In the latest indication of a rolling government cover-up of the September 11, 2001, attacks, the Federal Bureau of Investigation (FBI) is disowning an explosive internal report that suggests high-level Saudi involvement. And Washington seems only too happy to accept this latest peculiar FBI apologia.
The same FBI that attempted to hide its prior relationship with accused Boston Marathon bomber Tamerlan Tsarnaev—until that link was outed by the Russian FSB security service—is now rewriting its involvement in the worst terror attack on American soil.

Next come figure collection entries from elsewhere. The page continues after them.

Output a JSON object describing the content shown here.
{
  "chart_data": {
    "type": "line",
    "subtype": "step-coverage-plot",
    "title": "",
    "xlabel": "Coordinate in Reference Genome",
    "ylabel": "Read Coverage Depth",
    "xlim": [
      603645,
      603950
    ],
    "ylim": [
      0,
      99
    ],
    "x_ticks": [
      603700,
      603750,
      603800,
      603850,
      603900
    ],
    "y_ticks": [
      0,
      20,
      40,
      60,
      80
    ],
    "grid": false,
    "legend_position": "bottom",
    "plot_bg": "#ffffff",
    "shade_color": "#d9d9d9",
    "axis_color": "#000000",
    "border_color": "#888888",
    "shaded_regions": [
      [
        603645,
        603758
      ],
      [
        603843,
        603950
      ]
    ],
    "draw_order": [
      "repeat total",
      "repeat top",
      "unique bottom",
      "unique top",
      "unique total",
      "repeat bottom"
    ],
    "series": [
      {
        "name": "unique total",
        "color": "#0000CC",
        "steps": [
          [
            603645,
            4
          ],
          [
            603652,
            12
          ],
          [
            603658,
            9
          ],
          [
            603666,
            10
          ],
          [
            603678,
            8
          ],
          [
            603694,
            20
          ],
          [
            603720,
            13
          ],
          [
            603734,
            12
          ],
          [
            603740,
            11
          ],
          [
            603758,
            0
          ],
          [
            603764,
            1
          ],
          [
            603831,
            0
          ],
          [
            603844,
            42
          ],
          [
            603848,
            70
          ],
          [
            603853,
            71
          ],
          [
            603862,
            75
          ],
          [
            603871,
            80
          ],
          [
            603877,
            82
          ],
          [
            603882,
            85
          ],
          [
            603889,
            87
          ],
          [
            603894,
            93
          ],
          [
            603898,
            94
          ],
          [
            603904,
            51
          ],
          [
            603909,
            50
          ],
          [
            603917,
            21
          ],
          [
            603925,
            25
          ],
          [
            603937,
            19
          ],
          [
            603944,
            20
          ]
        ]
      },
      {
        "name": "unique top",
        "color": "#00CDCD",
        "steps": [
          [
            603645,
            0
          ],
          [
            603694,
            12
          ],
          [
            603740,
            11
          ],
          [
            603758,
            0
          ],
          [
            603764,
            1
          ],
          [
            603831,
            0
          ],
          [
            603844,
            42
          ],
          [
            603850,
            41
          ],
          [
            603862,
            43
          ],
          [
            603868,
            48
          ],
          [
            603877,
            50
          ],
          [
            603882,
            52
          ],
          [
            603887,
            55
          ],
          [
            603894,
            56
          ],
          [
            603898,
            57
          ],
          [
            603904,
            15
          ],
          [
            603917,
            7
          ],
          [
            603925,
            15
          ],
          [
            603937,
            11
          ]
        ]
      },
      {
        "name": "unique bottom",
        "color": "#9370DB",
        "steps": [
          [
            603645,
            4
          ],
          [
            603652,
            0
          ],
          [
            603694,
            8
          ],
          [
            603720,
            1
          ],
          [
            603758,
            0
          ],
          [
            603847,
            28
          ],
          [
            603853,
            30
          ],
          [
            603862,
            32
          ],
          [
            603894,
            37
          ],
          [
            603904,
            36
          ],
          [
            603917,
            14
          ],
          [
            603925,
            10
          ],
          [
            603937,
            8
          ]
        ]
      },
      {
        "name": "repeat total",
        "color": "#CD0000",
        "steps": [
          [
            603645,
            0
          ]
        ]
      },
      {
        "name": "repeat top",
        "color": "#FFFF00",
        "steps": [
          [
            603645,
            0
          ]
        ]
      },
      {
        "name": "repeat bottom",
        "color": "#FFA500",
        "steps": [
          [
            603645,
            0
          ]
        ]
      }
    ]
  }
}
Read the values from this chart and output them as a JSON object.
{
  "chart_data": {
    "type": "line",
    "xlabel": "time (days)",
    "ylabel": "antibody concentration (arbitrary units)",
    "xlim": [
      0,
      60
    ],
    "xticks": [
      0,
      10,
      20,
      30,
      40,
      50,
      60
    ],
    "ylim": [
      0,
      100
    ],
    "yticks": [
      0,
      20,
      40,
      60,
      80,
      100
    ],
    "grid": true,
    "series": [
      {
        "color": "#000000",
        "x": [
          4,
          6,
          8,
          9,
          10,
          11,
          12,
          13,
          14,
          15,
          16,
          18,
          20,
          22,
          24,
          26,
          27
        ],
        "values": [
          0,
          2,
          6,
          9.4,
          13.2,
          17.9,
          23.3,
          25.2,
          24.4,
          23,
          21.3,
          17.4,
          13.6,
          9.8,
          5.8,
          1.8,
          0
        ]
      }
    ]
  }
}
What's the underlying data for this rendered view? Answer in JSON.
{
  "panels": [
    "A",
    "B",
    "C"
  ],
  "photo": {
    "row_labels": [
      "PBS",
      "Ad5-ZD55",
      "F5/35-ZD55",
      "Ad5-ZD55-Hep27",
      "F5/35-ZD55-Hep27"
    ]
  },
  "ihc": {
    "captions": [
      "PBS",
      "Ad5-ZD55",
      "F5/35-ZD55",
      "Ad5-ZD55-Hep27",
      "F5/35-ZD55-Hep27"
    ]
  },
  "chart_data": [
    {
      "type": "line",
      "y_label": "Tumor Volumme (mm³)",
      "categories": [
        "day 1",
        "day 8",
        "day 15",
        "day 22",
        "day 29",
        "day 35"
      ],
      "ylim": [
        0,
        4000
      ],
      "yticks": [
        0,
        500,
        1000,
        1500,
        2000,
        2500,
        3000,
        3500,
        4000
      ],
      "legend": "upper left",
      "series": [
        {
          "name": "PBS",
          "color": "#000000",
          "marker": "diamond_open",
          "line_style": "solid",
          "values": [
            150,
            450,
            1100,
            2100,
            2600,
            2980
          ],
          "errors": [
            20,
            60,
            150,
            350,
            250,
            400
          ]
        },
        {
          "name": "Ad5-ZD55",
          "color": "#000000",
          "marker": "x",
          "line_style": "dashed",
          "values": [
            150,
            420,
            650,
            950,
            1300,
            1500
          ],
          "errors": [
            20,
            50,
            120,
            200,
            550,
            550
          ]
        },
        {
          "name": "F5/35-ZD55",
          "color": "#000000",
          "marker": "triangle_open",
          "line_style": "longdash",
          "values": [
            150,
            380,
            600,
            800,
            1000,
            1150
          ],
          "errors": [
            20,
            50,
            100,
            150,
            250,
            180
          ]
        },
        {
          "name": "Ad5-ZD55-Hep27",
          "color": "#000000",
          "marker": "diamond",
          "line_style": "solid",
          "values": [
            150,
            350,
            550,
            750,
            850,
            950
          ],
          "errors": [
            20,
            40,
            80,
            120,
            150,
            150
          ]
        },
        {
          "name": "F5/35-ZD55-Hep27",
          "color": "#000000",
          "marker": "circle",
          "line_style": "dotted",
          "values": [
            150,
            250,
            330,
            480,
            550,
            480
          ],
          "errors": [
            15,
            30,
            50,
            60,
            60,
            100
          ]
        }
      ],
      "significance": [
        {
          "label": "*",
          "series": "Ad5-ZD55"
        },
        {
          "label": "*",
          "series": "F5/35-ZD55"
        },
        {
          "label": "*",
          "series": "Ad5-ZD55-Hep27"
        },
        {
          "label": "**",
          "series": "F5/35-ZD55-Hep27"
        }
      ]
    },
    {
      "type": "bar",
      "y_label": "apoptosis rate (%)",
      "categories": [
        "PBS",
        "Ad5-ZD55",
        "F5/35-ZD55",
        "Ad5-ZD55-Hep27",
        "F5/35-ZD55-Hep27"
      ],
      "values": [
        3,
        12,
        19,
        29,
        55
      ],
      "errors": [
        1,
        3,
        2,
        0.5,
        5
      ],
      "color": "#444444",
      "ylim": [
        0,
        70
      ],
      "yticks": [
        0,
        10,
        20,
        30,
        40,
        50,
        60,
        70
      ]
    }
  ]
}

In this bizarre development, the Bureau claims that an internal FBI document indirectly tying the alleged Al Qaeda hijackers to a prominent Saudi prince was fabricated.
If the FBI is telling the truth and its own agent simply made the whole thing up, that would in itself be a remarkable and essentially unprecedented development.
But since we have reason to believe—as you shall see—that the FBI agent did not make it up, the Bureau’s claim is prima facie evidence of a cover-up: one that could only be authorized at the highest levels, for reasons which will become apparent.
The FBI’s disavowal of its own agent’s April 16, 2002 report was revealed in a new 128–page publication released March 25 by a Congressionally authorized entity called the 9/11 Review Commission. (This is not to be confused with either Congress’s original Joint Inquiry or the “independent” 9/11 commission chaired by Tom Kean and Lee Hamilton.)